Before she joined the Board of Managers, Alicelyn Watson Sleber knew Homeland Center well through her work in local social services and visits to fellow church members living here.
“I like that Homeland is in the community,” Alicelyn says. “They involve the community in their undertakings, and they give back to the community. It’s all part of life, and they afford that to the residents here. Homeland’s good reputation precedes it.”
Homeland, a CMS Five-Star Skilled Nursing Care Facility rating, Medicare’s highest citation, assures excellence in care. A unique, dual board structure provides this comprehensive foundation for the Harrisburg area’s premier continuing care community. While the Board of Trustees oversees policies and finances, the Board of Managers fosters Homeland’s home-like atmosphere, seeing to such “quality of life details” as fresh flowers on dining room tables, updated décor, and fun parties and picnics.

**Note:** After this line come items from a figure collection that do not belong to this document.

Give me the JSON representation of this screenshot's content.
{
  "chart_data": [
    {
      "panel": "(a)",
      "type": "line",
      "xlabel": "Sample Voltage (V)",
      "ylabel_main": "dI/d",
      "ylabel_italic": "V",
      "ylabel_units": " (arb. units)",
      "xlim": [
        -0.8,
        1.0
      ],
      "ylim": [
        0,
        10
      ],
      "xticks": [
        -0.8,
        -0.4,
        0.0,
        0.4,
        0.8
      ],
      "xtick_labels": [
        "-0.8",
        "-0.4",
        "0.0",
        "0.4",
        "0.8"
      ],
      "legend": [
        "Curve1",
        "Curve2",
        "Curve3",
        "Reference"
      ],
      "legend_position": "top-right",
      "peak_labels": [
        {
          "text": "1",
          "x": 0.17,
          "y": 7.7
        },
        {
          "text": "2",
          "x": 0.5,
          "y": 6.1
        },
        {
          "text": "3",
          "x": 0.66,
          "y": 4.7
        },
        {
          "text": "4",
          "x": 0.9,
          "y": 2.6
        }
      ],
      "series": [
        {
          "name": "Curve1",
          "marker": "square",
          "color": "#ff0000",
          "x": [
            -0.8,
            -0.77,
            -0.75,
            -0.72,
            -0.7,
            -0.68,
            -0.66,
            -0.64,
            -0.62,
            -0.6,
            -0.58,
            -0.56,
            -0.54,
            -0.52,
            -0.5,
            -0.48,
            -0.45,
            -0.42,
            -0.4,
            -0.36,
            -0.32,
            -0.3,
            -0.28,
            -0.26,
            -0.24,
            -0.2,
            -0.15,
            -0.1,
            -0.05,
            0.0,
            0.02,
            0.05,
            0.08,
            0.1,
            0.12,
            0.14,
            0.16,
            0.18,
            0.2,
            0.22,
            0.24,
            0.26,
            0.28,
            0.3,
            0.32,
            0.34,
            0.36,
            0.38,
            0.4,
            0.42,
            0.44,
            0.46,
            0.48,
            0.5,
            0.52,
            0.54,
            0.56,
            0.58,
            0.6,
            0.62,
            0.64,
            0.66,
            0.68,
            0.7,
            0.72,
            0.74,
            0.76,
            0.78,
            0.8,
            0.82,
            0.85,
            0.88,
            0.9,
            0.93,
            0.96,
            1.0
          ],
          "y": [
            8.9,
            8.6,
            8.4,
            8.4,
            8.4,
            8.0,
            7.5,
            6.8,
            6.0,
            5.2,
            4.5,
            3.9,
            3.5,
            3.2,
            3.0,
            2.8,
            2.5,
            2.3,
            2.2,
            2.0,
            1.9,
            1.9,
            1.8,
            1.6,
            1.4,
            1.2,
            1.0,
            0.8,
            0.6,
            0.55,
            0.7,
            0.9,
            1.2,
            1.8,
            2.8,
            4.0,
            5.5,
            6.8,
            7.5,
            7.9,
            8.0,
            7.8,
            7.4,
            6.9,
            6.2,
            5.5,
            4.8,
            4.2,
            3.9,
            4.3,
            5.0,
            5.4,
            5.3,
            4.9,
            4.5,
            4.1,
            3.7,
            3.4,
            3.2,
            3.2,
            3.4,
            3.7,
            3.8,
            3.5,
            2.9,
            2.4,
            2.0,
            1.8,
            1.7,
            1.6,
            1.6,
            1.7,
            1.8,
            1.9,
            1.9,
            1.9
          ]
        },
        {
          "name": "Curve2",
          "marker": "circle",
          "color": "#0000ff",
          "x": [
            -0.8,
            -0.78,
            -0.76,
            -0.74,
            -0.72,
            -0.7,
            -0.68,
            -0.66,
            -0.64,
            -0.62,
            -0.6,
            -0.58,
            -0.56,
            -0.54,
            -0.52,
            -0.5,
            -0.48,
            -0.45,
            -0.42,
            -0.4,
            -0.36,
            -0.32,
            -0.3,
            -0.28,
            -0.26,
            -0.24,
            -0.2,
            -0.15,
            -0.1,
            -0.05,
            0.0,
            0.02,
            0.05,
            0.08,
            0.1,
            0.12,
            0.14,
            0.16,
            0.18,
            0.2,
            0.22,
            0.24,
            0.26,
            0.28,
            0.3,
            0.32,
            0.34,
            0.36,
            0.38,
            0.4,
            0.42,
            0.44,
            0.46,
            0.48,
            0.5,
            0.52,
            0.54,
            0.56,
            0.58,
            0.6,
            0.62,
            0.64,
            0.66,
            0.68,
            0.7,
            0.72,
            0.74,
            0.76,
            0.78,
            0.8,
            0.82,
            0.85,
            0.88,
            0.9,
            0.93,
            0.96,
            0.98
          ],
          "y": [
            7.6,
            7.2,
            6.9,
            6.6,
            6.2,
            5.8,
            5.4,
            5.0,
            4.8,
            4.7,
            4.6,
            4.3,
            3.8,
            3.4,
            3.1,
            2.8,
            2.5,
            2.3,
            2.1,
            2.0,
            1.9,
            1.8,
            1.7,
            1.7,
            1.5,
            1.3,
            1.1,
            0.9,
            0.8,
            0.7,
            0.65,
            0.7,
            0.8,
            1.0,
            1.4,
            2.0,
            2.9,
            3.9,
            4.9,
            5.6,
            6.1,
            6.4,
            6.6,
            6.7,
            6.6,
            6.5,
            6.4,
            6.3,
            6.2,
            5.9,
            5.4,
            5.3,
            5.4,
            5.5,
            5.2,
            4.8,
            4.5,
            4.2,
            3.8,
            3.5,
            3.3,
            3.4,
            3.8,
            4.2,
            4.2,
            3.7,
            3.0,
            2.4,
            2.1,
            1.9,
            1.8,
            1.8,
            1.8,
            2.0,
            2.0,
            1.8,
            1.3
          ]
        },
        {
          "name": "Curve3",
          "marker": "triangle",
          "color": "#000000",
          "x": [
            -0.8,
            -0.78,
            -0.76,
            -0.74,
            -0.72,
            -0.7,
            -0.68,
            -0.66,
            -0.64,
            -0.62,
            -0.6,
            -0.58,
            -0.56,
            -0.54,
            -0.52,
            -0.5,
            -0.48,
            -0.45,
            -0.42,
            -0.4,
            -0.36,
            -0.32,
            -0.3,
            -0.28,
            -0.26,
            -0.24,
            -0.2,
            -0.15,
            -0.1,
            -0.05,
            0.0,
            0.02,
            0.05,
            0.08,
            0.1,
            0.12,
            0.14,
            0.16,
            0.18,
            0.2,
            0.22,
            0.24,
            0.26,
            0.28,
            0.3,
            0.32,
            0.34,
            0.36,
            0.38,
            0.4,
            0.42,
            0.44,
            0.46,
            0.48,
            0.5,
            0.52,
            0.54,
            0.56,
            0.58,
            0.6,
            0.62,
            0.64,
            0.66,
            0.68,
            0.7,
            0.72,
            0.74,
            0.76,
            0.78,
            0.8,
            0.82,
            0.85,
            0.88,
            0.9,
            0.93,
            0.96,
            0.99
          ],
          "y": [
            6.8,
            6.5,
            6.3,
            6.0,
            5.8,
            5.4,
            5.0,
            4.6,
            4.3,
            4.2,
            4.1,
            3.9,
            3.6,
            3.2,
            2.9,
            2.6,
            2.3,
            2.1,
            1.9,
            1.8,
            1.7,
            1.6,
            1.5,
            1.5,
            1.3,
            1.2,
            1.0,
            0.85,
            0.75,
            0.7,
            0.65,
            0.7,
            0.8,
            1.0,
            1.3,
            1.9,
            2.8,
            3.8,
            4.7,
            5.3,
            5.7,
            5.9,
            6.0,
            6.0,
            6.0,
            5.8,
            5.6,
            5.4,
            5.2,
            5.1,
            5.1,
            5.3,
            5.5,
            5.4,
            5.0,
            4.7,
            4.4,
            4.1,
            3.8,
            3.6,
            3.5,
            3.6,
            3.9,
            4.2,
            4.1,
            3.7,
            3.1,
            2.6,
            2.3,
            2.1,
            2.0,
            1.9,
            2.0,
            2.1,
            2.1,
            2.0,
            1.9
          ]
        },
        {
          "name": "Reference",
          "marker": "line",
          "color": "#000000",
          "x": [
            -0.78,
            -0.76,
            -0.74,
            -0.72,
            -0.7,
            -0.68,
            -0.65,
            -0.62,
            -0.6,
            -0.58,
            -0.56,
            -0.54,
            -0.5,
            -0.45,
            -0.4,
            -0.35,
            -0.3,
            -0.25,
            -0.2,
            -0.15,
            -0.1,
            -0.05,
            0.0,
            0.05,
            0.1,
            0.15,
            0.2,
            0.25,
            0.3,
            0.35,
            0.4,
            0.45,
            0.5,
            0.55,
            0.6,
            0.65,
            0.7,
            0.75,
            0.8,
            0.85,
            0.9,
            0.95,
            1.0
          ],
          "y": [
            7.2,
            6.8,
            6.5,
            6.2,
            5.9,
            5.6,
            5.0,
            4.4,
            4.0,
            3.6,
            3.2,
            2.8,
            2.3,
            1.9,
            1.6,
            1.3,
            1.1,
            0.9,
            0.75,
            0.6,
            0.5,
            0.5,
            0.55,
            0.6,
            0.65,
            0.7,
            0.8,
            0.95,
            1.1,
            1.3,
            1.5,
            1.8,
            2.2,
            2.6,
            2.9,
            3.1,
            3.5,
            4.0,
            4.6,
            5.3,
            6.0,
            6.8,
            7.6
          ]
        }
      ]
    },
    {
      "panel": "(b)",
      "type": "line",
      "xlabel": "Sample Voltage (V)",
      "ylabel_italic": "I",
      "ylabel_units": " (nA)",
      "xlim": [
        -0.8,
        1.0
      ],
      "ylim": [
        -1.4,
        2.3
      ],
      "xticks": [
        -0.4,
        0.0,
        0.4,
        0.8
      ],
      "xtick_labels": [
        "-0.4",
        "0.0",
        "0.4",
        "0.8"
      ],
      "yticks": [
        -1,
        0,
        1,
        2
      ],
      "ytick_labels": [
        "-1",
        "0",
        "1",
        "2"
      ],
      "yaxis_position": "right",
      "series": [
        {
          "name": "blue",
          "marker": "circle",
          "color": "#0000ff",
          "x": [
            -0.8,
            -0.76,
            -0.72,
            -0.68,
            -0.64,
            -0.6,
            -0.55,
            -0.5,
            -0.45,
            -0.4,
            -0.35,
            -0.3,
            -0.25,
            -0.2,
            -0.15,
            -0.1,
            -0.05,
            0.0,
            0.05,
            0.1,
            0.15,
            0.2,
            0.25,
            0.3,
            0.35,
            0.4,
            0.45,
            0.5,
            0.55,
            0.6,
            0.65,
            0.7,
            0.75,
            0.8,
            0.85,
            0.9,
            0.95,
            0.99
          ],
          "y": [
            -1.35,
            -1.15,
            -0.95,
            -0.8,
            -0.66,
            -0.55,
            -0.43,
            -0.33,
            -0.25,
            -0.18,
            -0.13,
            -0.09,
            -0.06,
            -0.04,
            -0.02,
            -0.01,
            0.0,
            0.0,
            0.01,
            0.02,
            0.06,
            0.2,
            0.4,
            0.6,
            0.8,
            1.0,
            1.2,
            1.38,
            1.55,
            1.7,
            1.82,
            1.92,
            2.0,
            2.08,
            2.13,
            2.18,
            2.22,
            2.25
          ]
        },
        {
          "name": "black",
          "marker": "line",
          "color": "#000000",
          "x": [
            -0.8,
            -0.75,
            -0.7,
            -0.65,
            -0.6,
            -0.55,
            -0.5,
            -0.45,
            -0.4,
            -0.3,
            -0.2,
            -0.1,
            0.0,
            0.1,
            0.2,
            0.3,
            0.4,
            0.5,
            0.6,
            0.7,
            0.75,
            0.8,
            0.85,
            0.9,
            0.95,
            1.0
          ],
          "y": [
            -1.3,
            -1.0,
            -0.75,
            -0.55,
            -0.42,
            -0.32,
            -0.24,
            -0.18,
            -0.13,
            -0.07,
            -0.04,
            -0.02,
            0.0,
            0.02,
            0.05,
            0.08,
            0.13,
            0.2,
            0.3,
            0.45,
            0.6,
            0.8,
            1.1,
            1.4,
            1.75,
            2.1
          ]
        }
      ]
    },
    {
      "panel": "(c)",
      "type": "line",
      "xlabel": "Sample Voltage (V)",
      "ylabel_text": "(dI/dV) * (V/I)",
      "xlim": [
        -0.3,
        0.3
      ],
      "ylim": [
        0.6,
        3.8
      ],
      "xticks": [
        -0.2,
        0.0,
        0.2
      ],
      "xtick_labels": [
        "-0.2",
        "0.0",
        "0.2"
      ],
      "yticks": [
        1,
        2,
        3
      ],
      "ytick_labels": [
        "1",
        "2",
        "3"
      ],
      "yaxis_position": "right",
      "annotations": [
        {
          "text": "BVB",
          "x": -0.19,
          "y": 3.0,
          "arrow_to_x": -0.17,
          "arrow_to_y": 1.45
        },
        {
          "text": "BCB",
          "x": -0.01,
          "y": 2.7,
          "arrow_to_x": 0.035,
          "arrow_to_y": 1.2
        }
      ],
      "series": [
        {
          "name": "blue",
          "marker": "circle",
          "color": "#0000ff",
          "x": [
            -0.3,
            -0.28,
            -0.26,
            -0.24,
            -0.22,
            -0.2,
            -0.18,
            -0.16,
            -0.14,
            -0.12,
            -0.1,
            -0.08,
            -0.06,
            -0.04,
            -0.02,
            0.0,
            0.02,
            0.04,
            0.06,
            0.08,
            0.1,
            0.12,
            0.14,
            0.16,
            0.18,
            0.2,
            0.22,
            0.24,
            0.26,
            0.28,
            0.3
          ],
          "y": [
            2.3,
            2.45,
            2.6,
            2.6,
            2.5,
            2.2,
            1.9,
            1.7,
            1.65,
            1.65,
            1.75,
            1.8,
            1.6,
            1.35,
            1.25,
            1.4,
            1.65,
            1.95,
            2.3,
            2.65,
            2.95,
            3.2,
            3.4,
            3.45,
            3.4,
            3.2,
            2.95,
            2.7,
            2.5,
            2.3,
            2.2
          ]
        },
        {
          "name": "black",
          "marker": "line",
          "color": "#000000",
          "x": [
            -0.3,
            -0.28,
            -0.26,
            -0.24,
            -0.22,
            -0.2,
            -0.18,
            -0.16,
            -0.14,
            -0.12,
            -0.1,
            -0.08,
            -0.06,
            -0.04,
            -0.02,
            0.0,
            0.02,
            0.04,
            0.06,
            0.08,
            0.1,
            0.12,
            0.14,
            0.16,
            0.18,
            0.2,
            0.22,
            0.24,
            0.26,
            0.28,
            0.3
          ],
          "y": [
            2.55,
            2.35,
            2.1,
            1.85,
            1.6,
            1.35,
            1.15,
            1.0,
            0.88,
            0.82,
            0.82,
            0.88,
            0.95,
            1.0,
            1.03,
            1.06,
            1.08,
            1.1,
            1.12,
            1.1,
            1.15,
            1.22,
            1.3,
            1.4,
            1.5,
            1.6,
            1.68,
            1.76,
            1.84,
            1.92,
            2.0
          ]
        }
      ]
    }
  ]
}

The Board of Managers is a good fit for Alicelyn’s nurturing nature. She is a retired psychologist and educator who has worked in private practice with her husband, Rick Sleber, and as special education teacher and administrator with the Harrisburg School District.
“I’ve always liked people,” she says. “I enjoy working with them.”
Her work in the Harrisburg schools put her in contact with students of varying ages. As a special education facilitator, she helped incarcerated youth stay on track to earning their degrees, so they wouldn’t lose educational momentum while in detention.
In her private practice in clinical psychology, Alicelyn continued to work within family systems, helping couples and children through difficult child custody cases, working with judges on adjudicating parenting conflicts, or evaluating youth in the county detention center.
Even before retiring, Alicelyn was a mainstay in community causes. She has served on boards and volunteered for Parents Anonymous and the YWCA of Greater Harrisburg. When it came time to choose a church, she went with Harrisburg’s venerable Pine Street Presbyterian Church so she could assist its Downtown Daily Bread ministry, which offers meals, shelter, and services for the hungry and homeless.
Seeking out a need and serving it seems ingrained in her DNA. Alicelyn grew up in Philipsburg, Pennsylvania, a small, coal-mining town in Centre County. Her mother, Bette Cole Watson, was an avid volunteer and a nurse who couldn’t be deterred by bad weather from her daily rounds to care for residents in the rural region.
“Not only would she go to see them, but her back seat would be filled with pieces of cake,” Alicelyn recalls. “She would take everybody a piece of cake.”
Alicelyn’s grandmother, Alice Cole, managed a restaurant in the Allentown area. The woman Alicelyn called “Baba” would help her employees find housing and manage their finances. Early in Alicelyn’s time working at a Harrisburg elementary school, “Baba” would knit mittens as Christmas gifts for her students, delivering them to Alicelyn with the instruction, “You be sure to give them some candy. No apples.”
With the Homeland Board of Managers, Alicelyn believes she can contribute her organizational and problem-solving skills, further enhancing Homeland’s “user-friendly approach” – and not solely for the benefit of residents.
“We’re here to support the staff,” she says. “We have an amazing staff here. They always work as a team. I’m amazed at how wonderfully they interact with each other.”
Since retiring in 2017, Alicelyn has filled her time with travel, family, and friends. She indulges her love of the beach at Marco Island, Florida, and Newport Beach, California. She has seen plays in New York. In the summertime, she hosts “Sleber Camp,” when her grown nieces visit to enjoy shopping, trips, and nature walks. The 2019 edition of “Sleber Camp” includes walking in the Homeland Hospice 5K and Memory Walk. The Memory Walk is a new feature offering non-runner a short course to stroll in memory or honor of loved ones.
Alicelyn said she joined Homeland’s Board of Managers because of the value that Homeland delivers to the community.
“I came here because it is Homeland, and because of its reputation,” she says. “I wanted to be affiliated with it and support the mission.”